İlkem de bugün yeni aldığı fakat hiç giymediği baharlık bir elbise giymeyi tercih etmişti. Krep kumaştan dikilmiş vişneçürüğü rengine sahip elbise bele tam olarak oturuyordu. Elbisenin kloş kesim eteği hemen diz altında bitiyordu. Beline taktığı ince kemer zarafetini ortaya çıkarmış, güzelliğine güzellik katmıştı. Elbisenin rengine uygun hafif bir ruj sürmüş fazla da abartılı bir makyaj yapmamıştı. Her şeyin orta kararı iyiydi.

Okulun lojmanında yaşıyor olmak her açıdan avantajlıydı. Geç kalkmasına rağmen hem istediği gibi giyinmiş hem de rahat rahat kahvaltısını yapmıştı. Evden ayrılıp okulun bahçesine çıktığında kendisini daha iyi hissetti. Sınıflara girmek için okul binasının önünde sıraya giren öğrencilerin yanına varınca biraz soluklandı. Kendisi gibi diğer öğretmenler de birer ikişer gelmeye başlamışlardı.

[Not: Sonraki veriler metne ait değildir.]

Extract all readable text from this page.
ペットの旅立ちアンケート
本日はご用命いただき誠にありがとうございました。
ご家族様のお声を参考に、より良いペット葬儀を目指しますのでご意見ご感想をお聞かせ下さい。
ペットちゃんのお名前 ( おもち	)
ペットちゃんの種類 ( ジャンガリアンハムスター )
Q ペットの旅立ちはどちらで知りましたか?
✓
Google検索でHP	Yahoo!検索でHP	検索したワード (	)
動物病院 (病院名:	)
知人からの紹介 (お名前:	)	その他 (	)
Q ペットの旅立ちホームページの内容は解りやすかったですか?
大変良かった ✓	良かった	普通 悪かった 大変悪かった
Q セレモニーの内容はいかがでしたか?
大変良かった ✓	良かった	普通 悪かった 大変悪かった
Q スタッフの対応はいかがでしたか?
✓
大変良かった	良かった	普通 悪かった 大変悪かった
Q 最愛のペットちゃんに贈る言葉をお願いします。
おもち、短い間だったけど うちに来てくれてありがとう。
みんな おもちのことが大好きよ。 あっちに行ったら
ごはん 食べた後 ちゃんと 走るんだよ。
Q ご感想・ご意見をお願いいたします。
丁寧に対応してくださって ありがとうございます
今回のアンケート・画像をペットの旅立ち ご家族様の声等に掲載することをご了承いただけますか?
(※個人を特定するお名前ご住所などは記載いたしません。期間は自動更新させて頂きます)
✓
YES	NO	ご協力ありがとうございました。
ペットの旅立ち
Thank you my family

Bekâr bir öğretmen arkadaşı vardı hani geçen gün 'telefonunuz çalıyor bakmayacak mısınız?' diye soran. Esasında fena insan sayılmazdı. Hem boylu poslu yakışıklıydı fakat başında onca dert varken İlkem'in ilgisini çekmiyordu. "Günaydın hocam!"

İlkem, başını yana doğru hafifçe yatırırken dudaklarını içe doğru kıvırdı ve kenarına bir gülücük astı, "Teşekkür ederim. Size de günaydın hocam!" derken.

Genç adamın her hareketinden onunla yakınlık kurmaya çalıştığı belli oluyordu ama İlkem ciddi duruşunu hiç bozmamıştı. Üstelik ders zili de çalmaya başlamıştı. Öğrenciler sınıf olarak sırayla okul binasının kapısından içeriye geçmeye başladılar. Bunu fırsat bilen İlkem’de kendi öğrencilerinin peşinden sınıfına geçmişti.